After 8 years of watching the results of shelters and animal control I knew what dog owners needed. You can’t have people hand you their dog and not figure it out after ten or fifteen thousand. Yes, they lie on exit questionnaires. That should be assumed. They say what they can to get themselves off the moral hook. As they are new to the process of giving up a dog the use trite, non-justifications – they’re moving, The dog digs holes. It jumps the fence. All may be true – but the questionnaire readers swallow the lies and discount the truth. That is because they haven’t received 10,000 dogs from people. They extract the data and then twist it to their own purpose.

So, if someone says that the dog continues to escape and they can’t afford the animal control citations, do you have an answer? The experts I found, way back between 1977-1985, didn’t. If they say the dog jumps up on the kids and sent one of them to the ER with a concussion, would you know how to stop that immediately and prevent the dog from being released at the shelter? The experts from 77-85 didn’t. (Many still don’t, today)

That is why I do what I do. That is why I created solutions where none existed. That is why I can stop serious problems rapidly and allow the family to forget about getting rid of their dog.

I designed my business to confront the common problems head-on. The solutions must work fast, for a reasonable price and have a lasting effect on the dog’s behavior. If you can’t pass the baton to the owner, it’s a fail. If you offer solutions that are time-consuming, weak and complex, they won’t work. It is the typical client who sets the bar – not the trainer. Too often I hear trainers complain about their clients with a condescending tone. They never consider that maybe their way of training wasn’t created with the needs of the client as the primary concern.
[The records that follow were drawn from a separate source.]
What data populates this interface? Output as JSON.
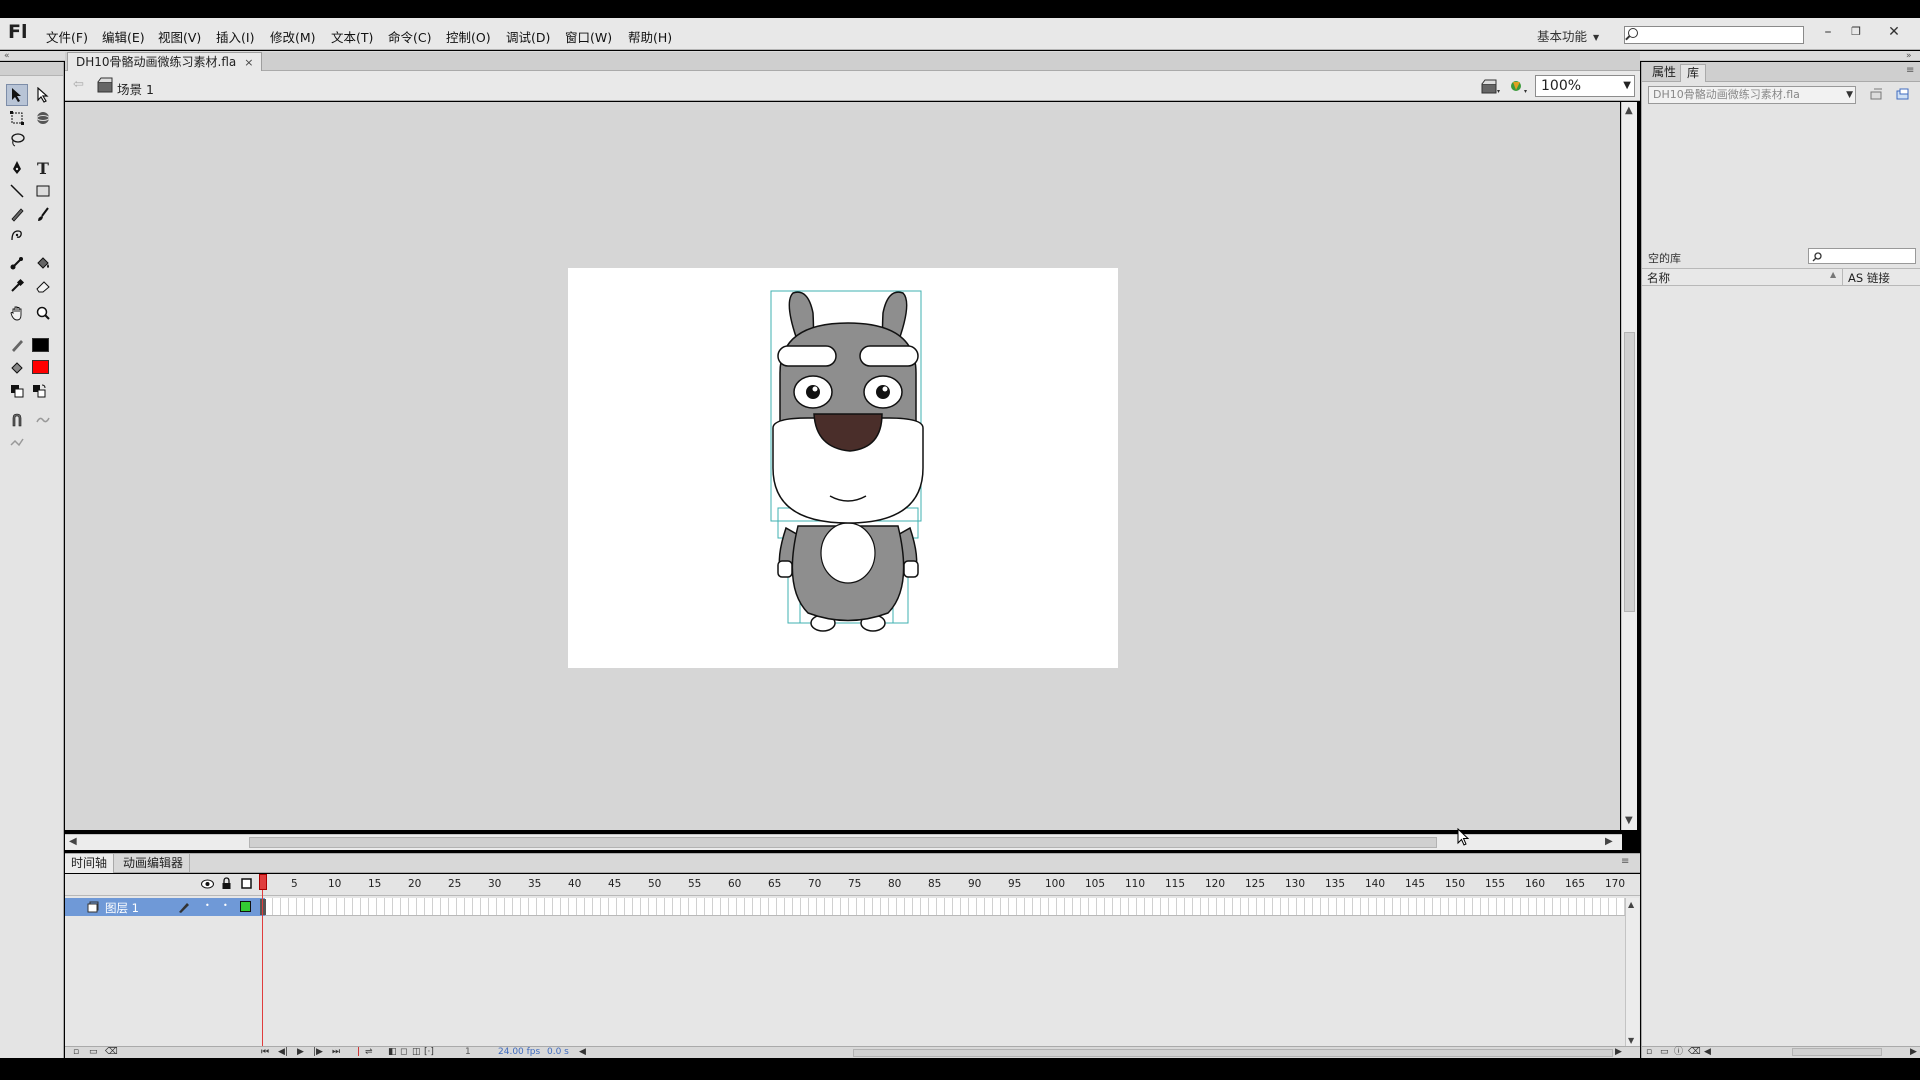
{
  "app": {
    "logo": "Fl"
  },
  "menu": {
    "items": [
      "文件(F)",
      "编辑(E)",
      "视图(V)",
      "插入(I)",
      "修改(M)",
      "文本(T)",
      "命令(C)",
      "控制(O)",
      "调试(D)",
      "窗口(W)",
      "帮助(H)"
    ]
  },
  "workspace": {
    "label": "基本功能"
  },
  "window_controls": {
    "minimize": "–",
    "restore": "❐",
    "close": "✕"
  },
  "document": {
    "tab_title": "DH10骨骼动画微练习素材.fla",
    "close": "×"
  },
  "editbar": {
    "scene": "场景 1",
    "zoom": "100%"
  },
  "timeline": {
    "tabs": [
      "时间轴",
      "动画编辑器"
    ],
    "frame_numbers": [
      "5",
      "10",
      "15",
      "20",
      "25",
      "30",
      "35",
      "40",
      "45",
      "50",
      "55",
      "60",
      "65",
      "70",
      "75",
      "80",
      "85",
      "90",
      "95",
      "100",
      "105",
      "110",
      "115",
      "120",
      "125",
      "130",
      "135",
      "140",
      "145",
      "150",
      "155",
      "160",
      "165",
      "170"
    ],
    "layer_name": "图层 1",
    "current_frame": "1",
    "fps": "24.00 fps",
    "time": "0.0 s"
  },
  "right_panel": {
    "tabs": [
      "属性",
      "库"
    ],
    "library_select": "DH10骨骼动画微练习素材.fla",
    "library_status": "空的库",
    "column_name": "名称",
    "column_linkage": "AS 链接"
  },
  "icons": {
    "tools": [
      "selection-tool-icon",
      "subselection-tool-icon",
      "free-transform-tool-icon",
      "3d-rotation-tool-icon",
      "lasso-tool-icon",
      "pen-tool-icon",
      "text-tool-icon",
      "line-tool-icon",
      "rectangle-tool-icon",
      "pencil-tool-icon",
      "brush-tool-icon",
      "deco-tool-icon",
      "bone-tool-icon",
      "paint-bucket-tool-icon",
      "eyedropper-tool-icon",
      "eraser-tool-icon",
      "hand-tool-icon",
      "zoom-tool-icon"
    ]
  },
  "colors": {
    "stroke_color": "#000000",
    "fill_color": "#ff0000",
    "layer_highlight": "#6f99d7",
    "playhead": "#e03c3c",
    "stage": "#ffffff",
    "pasteboard": "#d6d6d6"
  }
}
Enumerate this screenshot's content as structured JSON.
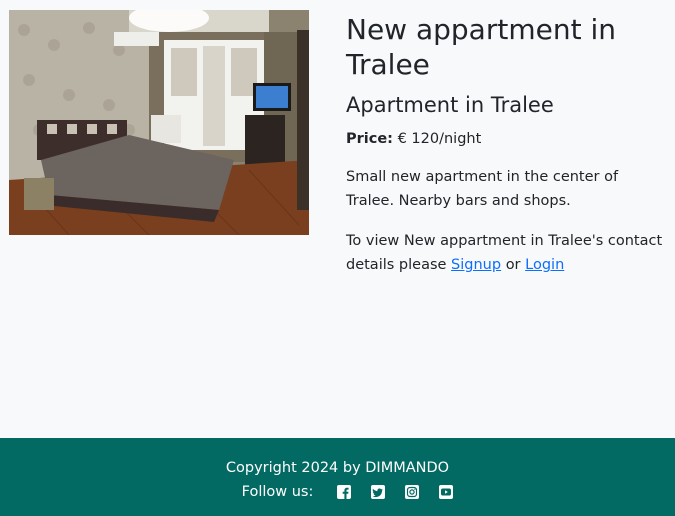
{
  "listing": {
    "title": "New appartment in Tralee",
    "subtitle": "Apartment in Tralee",
    "price_label": "Price:",
    "price_value": "€ 120/night",
    "description": "Small new apartment in the center of Tralee. Nearby bars and shops.",
    "contact_prefix": "To view New appartment in Tralee's contact details please",
    "signup_label": "Signup",
    "or_text": "or",
    "login_label": "Login",
    "photo_icon": "bedroom-photo"
  },
  "footer": {
    "copyright": "Copyright 2024 by DIMMANDO",
    "follow_label": "Follow us:",
    "social_icons": [
      "facebook-icon",
      "twitter-icon",
      "instagram-icon",
      "youtube-icon"
    ],
    "background_color": "#026a63"
  },
  "colors": {
    "link": "#0d6efd",
    "page_background": "#f8f9fa",
    "footer_background": "#026a63"
  }
}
If you lose a client because all they want is to have the dog not charge the front door and your solution is ‘foundational obedience’, it’s not their fault. They told you what they wanted – you couldn’t deliver. If they want the dog to stay, come and respond to its name and you need an e-collar, you just put your price $100 more than a more skilled trainer. Why would someone pay more for the same service? Why would they pay more for a lesser service? Why would they pay anything at all to someone who doesn’t actually listen to them?
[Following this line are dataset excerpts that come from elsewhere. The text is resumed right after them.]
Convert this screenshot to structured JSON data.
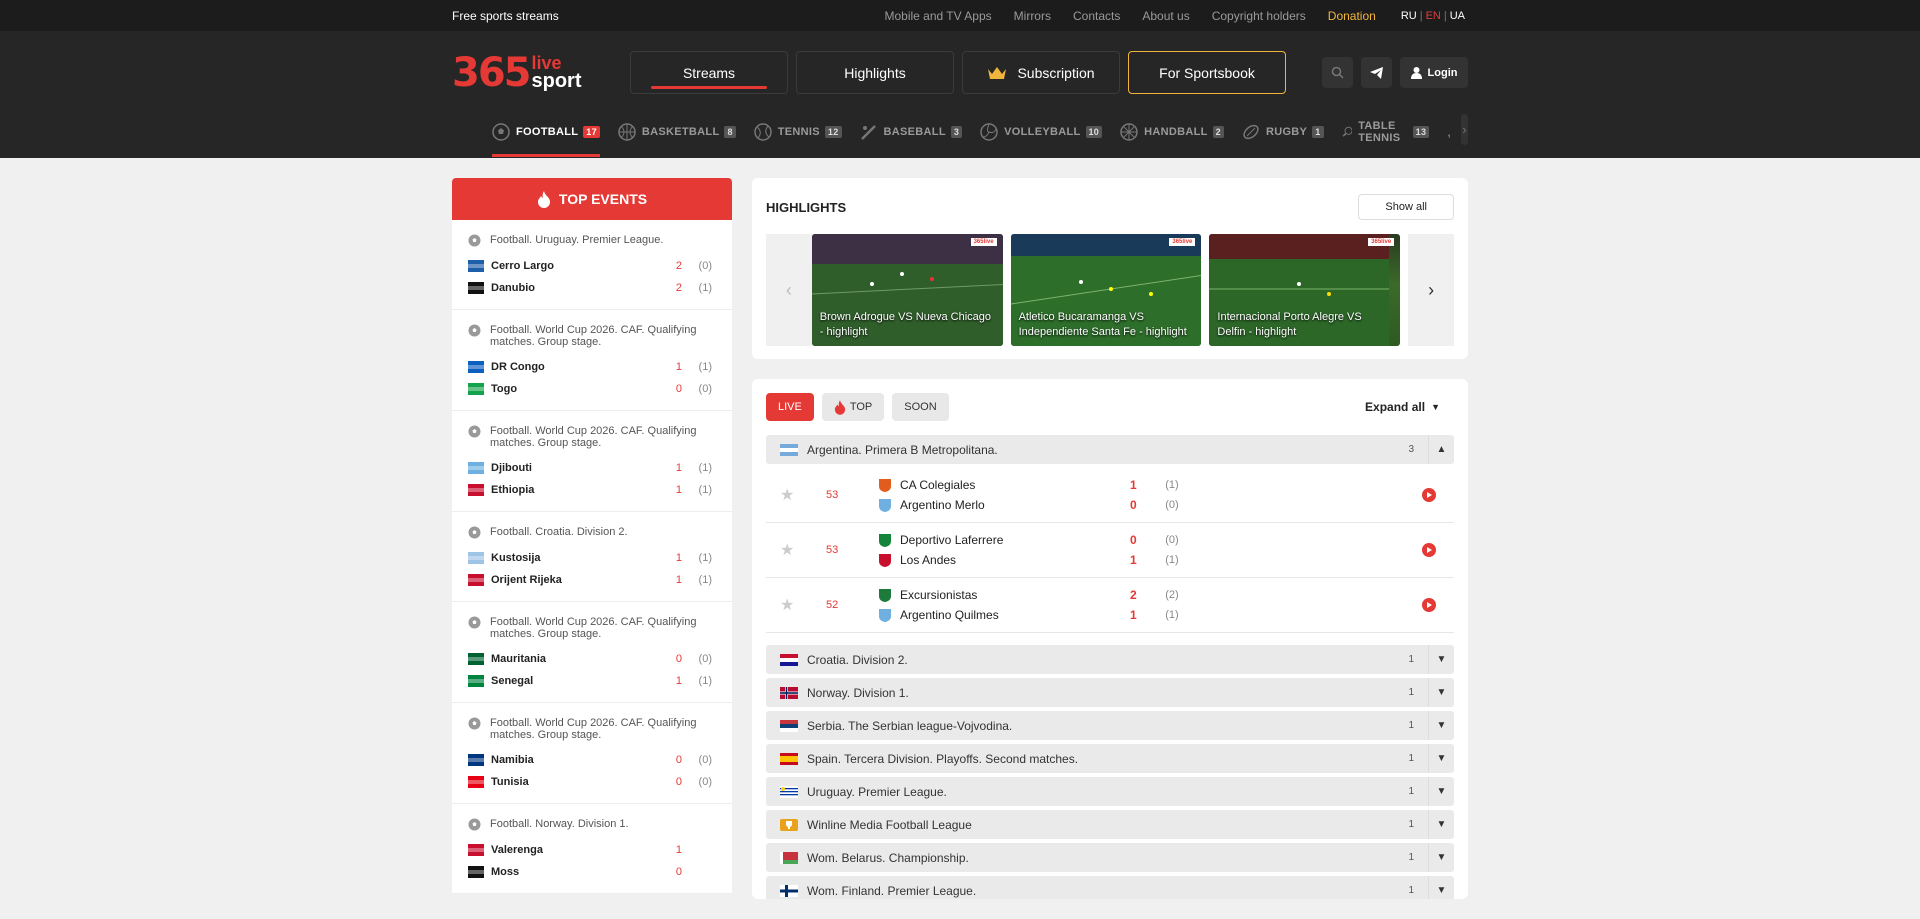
{
  "topbar": {
    "brand": "Free sports streams",
    "links": [
      "Mobile and TV Apps",
      "Mirrors",
      "Contacts",
      "About us",
      "Copyright holders"
    ],
    "donation": "Donation",
    "langs": [
      "RU",
      "EN",
      "UA"
    ]
  },
  "header": {
    "logo": {
      "number": "365",
      "live": "live",
      "sport": "sport"
    },
    "nav": {
      "streams": "Streams",
      "highlights": "Highlights",
      "subscription": "Subscription",
      "sportsbook": "For Sportsbook"
    },
    "login": "Login"
  },
  "sports": [
    {
      "label": "FOOTBALL",
      "count": "17",
      "icon": "football-icon"
    },
    {
      "label": "BASKETBALL",
      "count": "8",
      "icon": "basketball-icon"
    },
    {
      "label": "TENNIS",
      "count": "12",
      "icon": "tennis-icon"
    },
    {
      "label": "BASEBALL",
      "count": "3",
      "icon": "baseball-icon"
    },
    {
      "label": "VOLLEYBALL",
      "count": "10",
      "icon": "volleyball-icon"
    },
    {
      "label": "HANDBALL",
      "count": "2",
      "icon": "handball-icon"
    },
    {
      "label": "RUGBY",
      "count": "1",
      "icon": "rugby-icon"
    },
    {
      "label": "TABLE TENNIS",
      "count": "13",
      "icon": "table-tennis-icon"
    }
  ],
  "sports_more": ",",
  "top_events": {
    "title": "TOP EVENTS",
    "items": [
      {
        "league": "Football. Uruguay. Premier League.",
        "teams": [
          {
            "name": "Cerro Largo",
            "score": "2",
            "ht": "(0)"
          },
          {
            "name": "Danubio",
            "score": "2",
            "ht": "(1)"
          }
        ]
      },
      {
        "league": "Football. World Cup 2026. CAF. Qualifying matches. Group stage.",
        "teams": [
          {
            "name": "DR Congo",
            "score": "1",
            "ht": "(1)"
          },
          {
            "name": "Togo",
            "score": "0",
            "ht": "(0)"
          }
        ]
      },
      {
        "league": "Football. World Cup 2026. CAF. Qualifying matches. Group stage.",
        "teams": [
          {
            "name": "Djibouti",
            "score": "1",
            "ht": "(1)"
          },
          {
            "name": "Ethiopia",
            "score": "1",
            "ht": "(1)"
          }
        ]
      },
      {
        "league": "Football. Croatia. Division 2.",
        "teams": [
          {
            "name": "Kustosija",
            "score": "1",
            "ht": "(1)"
          },
          {
            "name": "Orijent Rijeka",
            "score": "1",
            "ht": "(1)"
          }
        ]
      },
      {
        "league": "Football. World Cup 2026. CAF. Qualifying matches. Group stage.",
        "teams": [
          {
            "name": "Mauritania",
            "score": "0",
            "ht": "(0)"
          },
          {
            "name": "Senegal",
            "score": "1",
            "ht": "(1)"
          }
        ]
      },
      {
        "league": "Football. World Cup 2026. CAF. Qualifying matches. Group stage.",
        "teams": [
          {
            "name": "Namibia",
            "score": "0",
            "ht": "(0)"
          },
          {
            "name": "Tunisia",
            "score": "0",
            "ht": "(0)"
          }
        ]
      },
      {
        "league": "Football. Norway. Division 1.",
        "teams": [
          {
            "name": "Valerenga",
            "score": "1",
            "ht": ""
          },
          {
            "name": "Moss",
            "score": "0",
            "ht": ""
          }
        ]
      }
    ]
  },
  "highlights": {
    "title": "HIGHLIGHTS",
    "show_all": "Show all",
    "items": [
      {
        "caption": "Brown Adrogue VS Nueva Chicago - highlight"
      },
      {
        "caption": "Atletico Bucaramanga VS Independiente Santa Fe - highlight"
      },
      {
        "caption": "Internacional Porto Alegre VS Delfin - highlight"
      }
    ]
  },
  "live": {
    "filters": {
      "live": "LIVE",
      "top": "TOP",
      "soon": "SOON"
    },
    "expand_all": "Expand all",
    "open_league": {
      "name": "Argentina. Primera B Metropolitana.",
      "count": "3"
    },
    "matches": [
      {
        "minute": "53",
        "home": "CA Colegiales",
        "away": "Argentino Merlo",
        "hs": "1",
        "as": "0",
        "hht": "(1)",
        "aht": "(0)"
      },
      {
        "minute": "53",
        "home": "Deportivo Laferrere",
        "away": "Los Andes",
        "hs": "0",
        "as": "1",
        "hht": "(0)",
        "aht": "(1)"
      },
      {
        "minute": "52",
        "home": "Excursionistas",
        "away": "Argentino Quilmes",
        "hs": "2",
        "as": "1",
        "hht": "(2)",
        "aht": "(1)"
      }
    ],
    "leagues": [
      {
        "name": "Croatia. Division 2.",
        "count": "1"
      },
      {
        "name": "Norway. Division 1.",
        "count": "1"
      },
      {
        "name": "Serbia. The Serbian league-Vojvodina.",
        "count": "1"
      },
      {
        "name": "Spain. Tercera Division. Playoffs. Second matches.",
        "count": "1"
      },
      {
        "name": "Uruguay. Premier League.",
        "count": "1"
      },
      {
        "name": "Winline Media Football League",
        "count": "1"
      },
      {
        "name": "Wom. Belarus. Championship.",
        "count": "1"
      },
      {
        "name": "Wom. Finland. Premier League.",
        "count": "1"
      }
    ]
  },
  "colors": {
    "accent": "#e53935",
    "gold": "#f2b53c",
    "header_bg": "#262626",
    "topbar_bg": "#1c1c1c"
  }
}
If you start looking at this as a service that has standards of success that are dictated by the client, I promise you will succeed. If you do things based on hearsay, created by people most interested in making a name for themselves and all that brings with it, you’ll forever be limited in your abilities.

3 thoughts on “An Open Letter to Dog Trainers:

  1. Gary, Cindy sent this too me. Boy isn’t it the truth. Every professional dog trainer should use this as their business plan.

  2. “If you start looking at this as a service that has standards of success that are dictated by the client, I promise you will succeed.” Yes, great point. Sometimes we need a reminder to keep things simple.

  3. This letter contains the best advice any dog trainer can benefit from. I’m so thankful that my practices fall directly in line with what you have outlined. I love the statement, “if you can’t pass the baton to the owner, it’s a fail.” Sure, having a fat bank account is comforting but getting fast/reliable results, making client’s lives better, and doing it for reasonable prices is what makes me sleep well at night. Thanks for all that you do Gary!!!